Литмир - Электронная Библиотека
Содержание  
A
A

— Ах, Олимпия! Ах, дочь моя! Что из нас будет?

Не отвечая ни слова — ибо я не в силах была разнять челюстей — я вырвалась из рук ее, вбежала в светелку и кинулась на скудную постель.

Глава 14

Важный оборот в деле

Пробыв довольно долго в полубесчувствии, я, наконец, пришла в себя, и, размыслив, что сего рано или поздно, а ожидать надобно было, я несколько утешилась, привстала и немало удивилась, увидя на полу три большие коробки, а мать свою, сидящую на полу и с довольным видом выкладывающую из них мое белье, лучшие платья и разные золотые украшения, коими даровал меня Турбон при всяком возвращении из города. Это привело меня снова в неописанный гнев; я вскочила с постели, бросилась в сени и, возвратясь с топором, намеревалась все вещи превратить в мелкие лоскутья. Мать, бросясь ко мне на шею, вскричала:

— Безумная! Что ты хочешь делать? Если эти вещи тебе не надобны, то они мне пригодятся! Кому угрозишь ты, причиняя сама себе убыток, и притом добровольно? По милости покойного пана я запаслась порядочным достатком, который от продажи сих украшений еще умножится.

Здешний дворецкий мне приятель и по моей просьбе назначен в сию должность на место покойного отца твоего.

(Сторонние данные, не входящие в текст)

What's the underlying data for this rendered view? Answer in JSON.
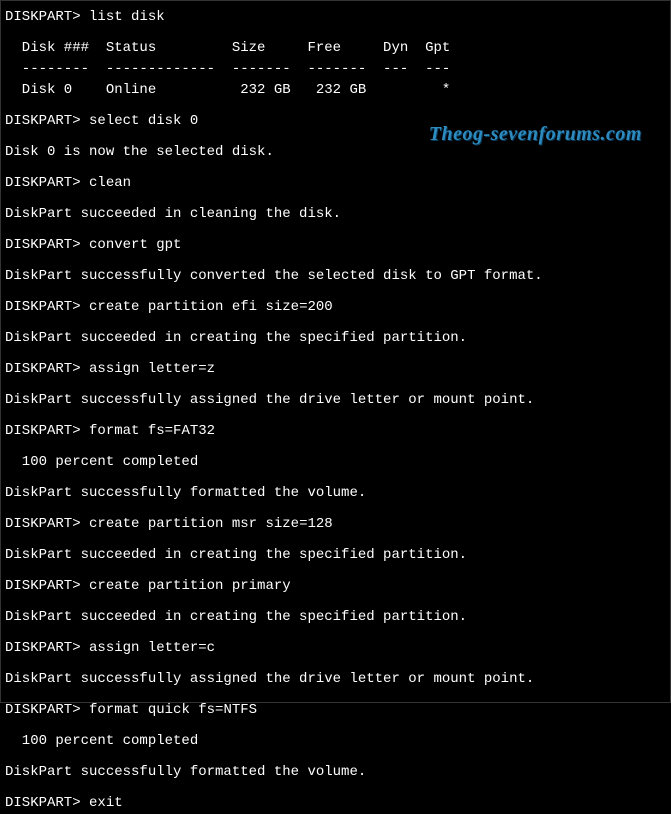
{
  "watermark": "Theog-sevenforums.com",
  "prompt": "DISKPART>",
  "commands": {
    "list_disk": "list disk",
    "select_disk": "select disk 0",
    "clean": "clean",
    "convert_gpt": "convert gpt",
    "create_efi": "create partition efi size=200",
    "assign_z": "assign letter=z",
    "format_fat32": "format fs=FAT32",
    "create_msr": "create partition msr size=128",
    "create_primary": "create partition primary",
    "assign_c": "assign letter=c",
    "format_ntfs": "format quick fs=NTFS",
    "exit": "exit"
  },
  "output": {
    "table_header": "  Disk ###  Status         Size     Free     Dyn  Gpt",
    "table_divider": "  --------  -------------  -------  -------  ---  ---",
    "table_row0": "  Disk 0    Online          232 GB   232 GB         *",
    "selected": "Disk 0 is now the selected disk.",
    "clean_ok": "DiskPart succeeded in cleaning the disk.",
    "convert_ok": "DiskPart successfully converted the selected disk to GPT format.",
    "create_ok": "DiskPart succeeded in creating the specified partition.",
    "assign_ok": "DiskPart successfully assigned the drive letter or mount point.",
    "percent": "  100 percent completed",
    "format_ok": "DiskPart successfully formatted the volume."
  }
}
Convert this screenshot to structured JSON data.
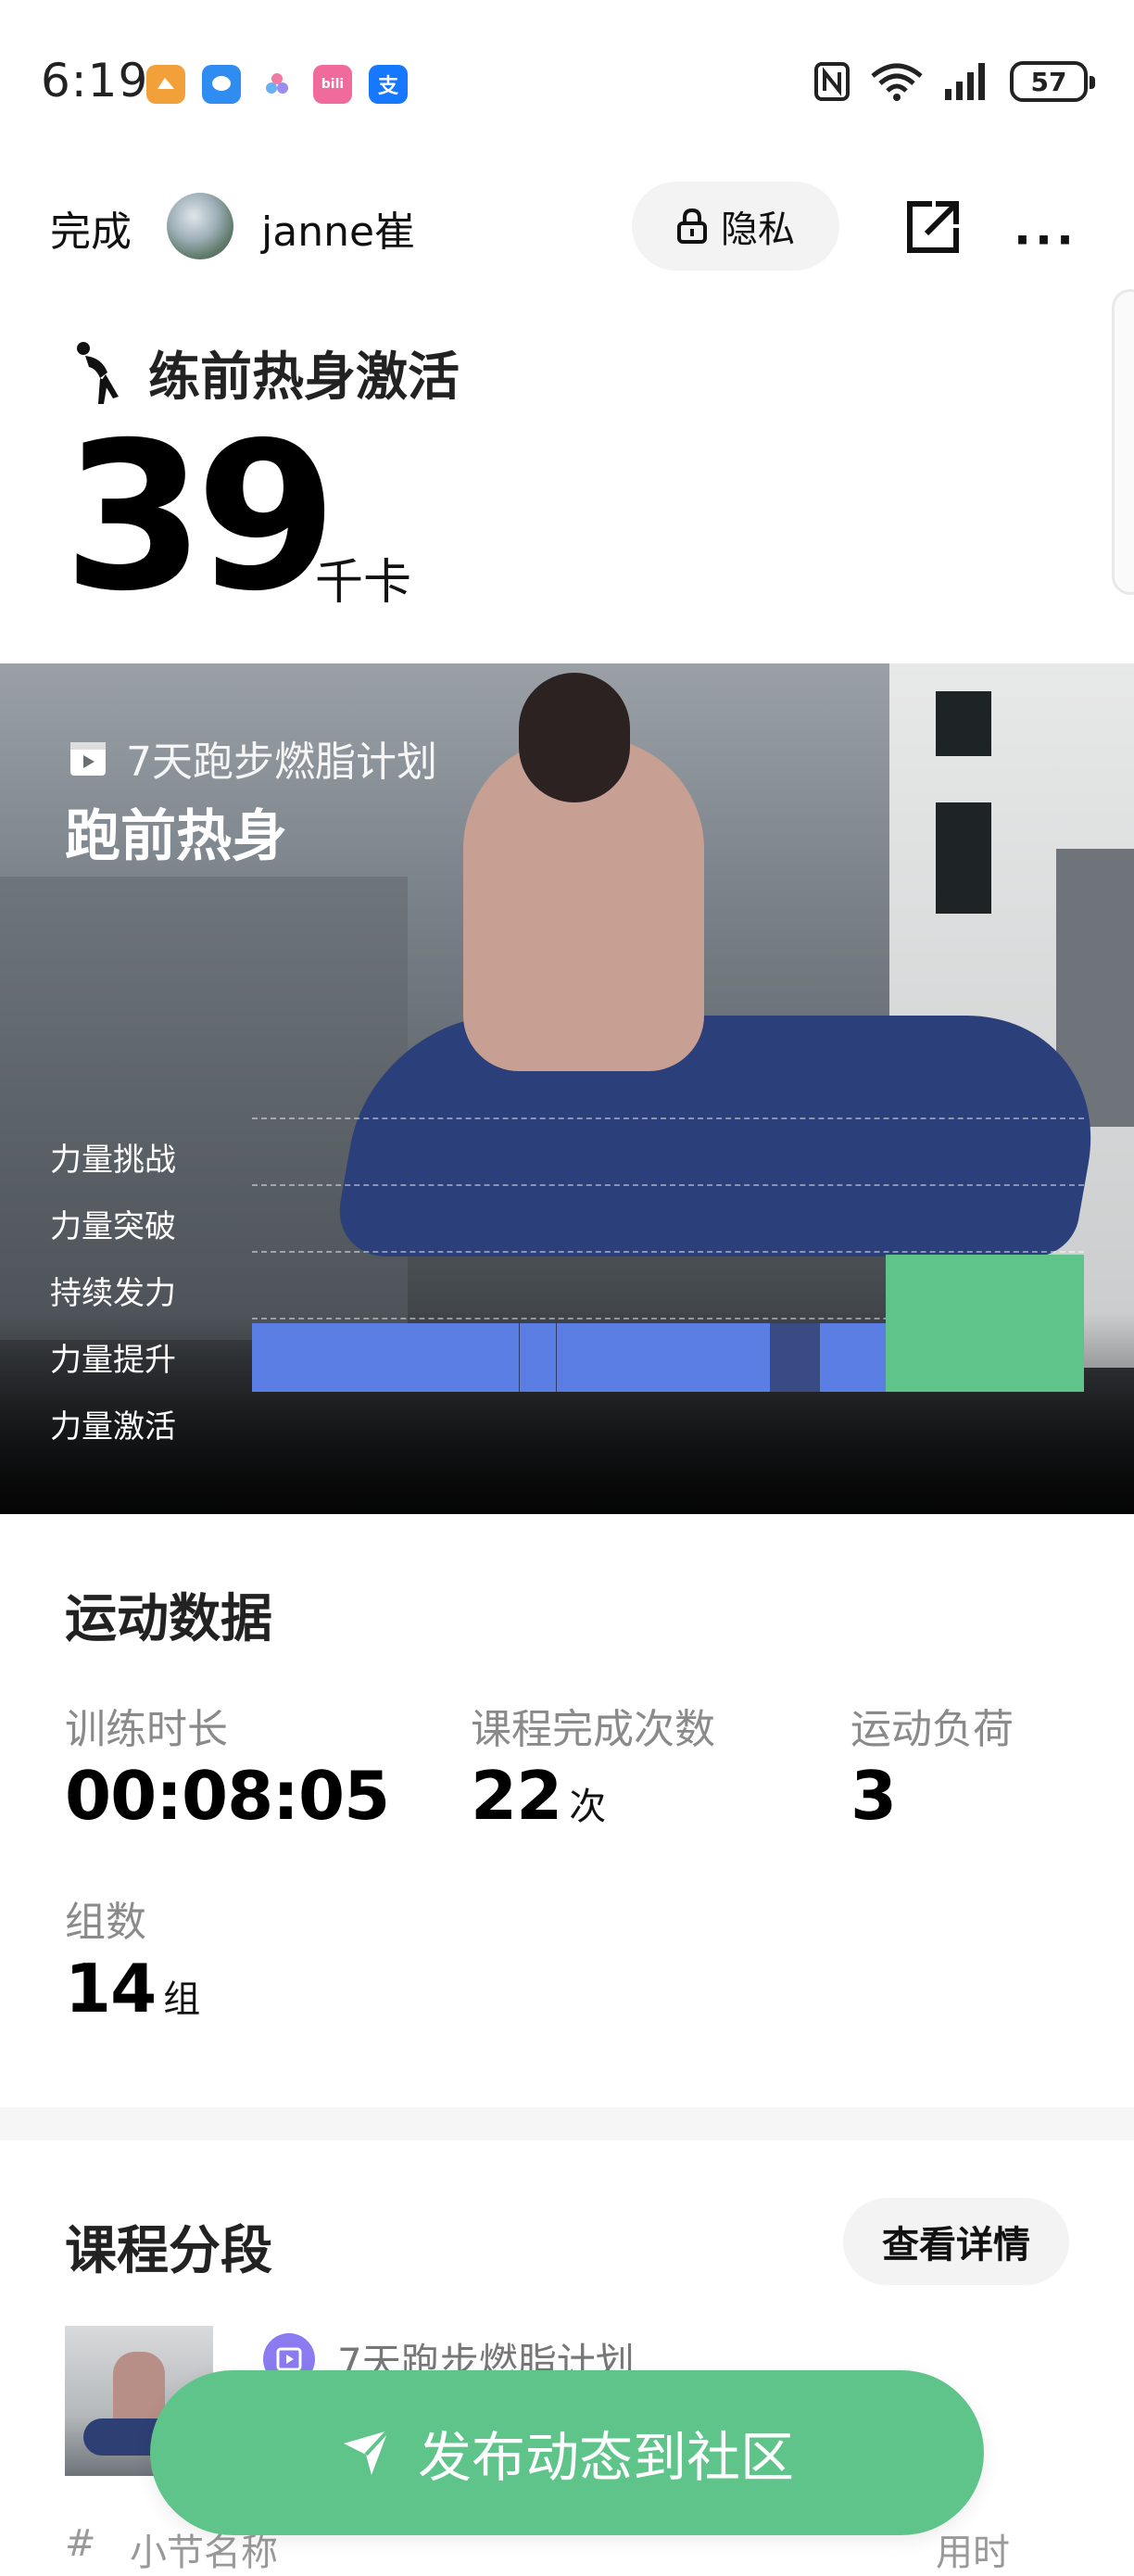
{
  "status_bar": {
    "time": "6:19",
    "notification_icons": [
      "wallet-app-icon",
      "chat-app-icon",
      "photos-app-icon",
      "bilibili-icon",
      "alipay-icon"
    ],
    "notification_badges": [
      "",
      "",
      "",
      "bili",
      "支"
    ],
    "system_icons": [
      "nfc-icon",
      "wifi-icon",
      "signal-icon"
    ],
    "battery": "57"
  },
  "header": {
    "done_label": "完成",
    "username": "janne崔",
    "privacy_label": "隐私",
    "more_label": "···"
  },
  "workout": {
    "title": "练前热身激活",
    "calories_value": "39",
    "calories_unit": "千卡"
  },
  "hero": {
    "plan_name": "7天跑步燃脂计划",
    "session_title": "跑前热身"
  },
  "chart_data": {
    "type": "bar",
    "y_levels": [
      "力量挑战",
      "力量突破",
      "持续发力",
      "力量提升",
      "力量激活"
    ],
    "segments": [
      {
        "start": 0.0,
        "end": 0.322,
        "level": 1,
        "color": "#5b7ee5"
      },
      {
        "start": 0.322,
        "end": 0.366,
        "level": 1,
        "color": "#5b7ee5"
      },
      {
        "start": 0.366,
        "end": 0.622,
        "level": 1,
        "color": "#5b7ee5"
      },
      {
        "start": 0.622,
        "end": 0.683,
        "level": 1,
        "color": "#3a4a82"
      },
      {
        "start": 0.683,
        "end": 0.762,
        "level": 1,
        "color": "#5b7ee5"
      },
      {
        "start": 0.762,
        "end": 1.0,
        "level": 2,
        "color": "#5ec48a"
      }
    ],
    "grid": true
  },
  "stats": {
    "section_title": "运动数据",
    "items": [
      {
        "label": "训练时长",
        "value": "00:08:05",
        "unit": ""
      },
      {
        "label": "课程完成次数",
        "value": "22",
        "unit": "次"
      },
      {
        "label": "运动负荷",
        "value": "3",
        "unit": ""
      },
      {
        "label": "组数",
        "value": "14",
        "unit": "组"
      }
    ]
  },
  "segments": {
    "section_title": "课程分段",
    "details_label": "查看详情",
    "plan_name": "7天跑步燃脂计划",
    "col_index": "#",
    "col_name": "小节名称",
    "col_time": "用时"
  },
  "publish": {
    "label": "发布动态到社区"
  },
  "colors": {
    "accent_green": "#5ec48a",
    "chart_blue": "#5b7ee5",
    "plan_purple": "#8a7bf0"
  }
}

Через него выпрошу я, чтоб нам отвели хату вне панского дома. Живущий в ближнем селе полупанок [75] Захар, не один раз будучи свидетелем твоей храбрости, пленился тобою и охотно на тебе женится, как скоро сделаешься свободна от двух тяжестей, то есть от Турбона и дитяти. Это он часто мне сказывал. Посуди, как это хорошо будет!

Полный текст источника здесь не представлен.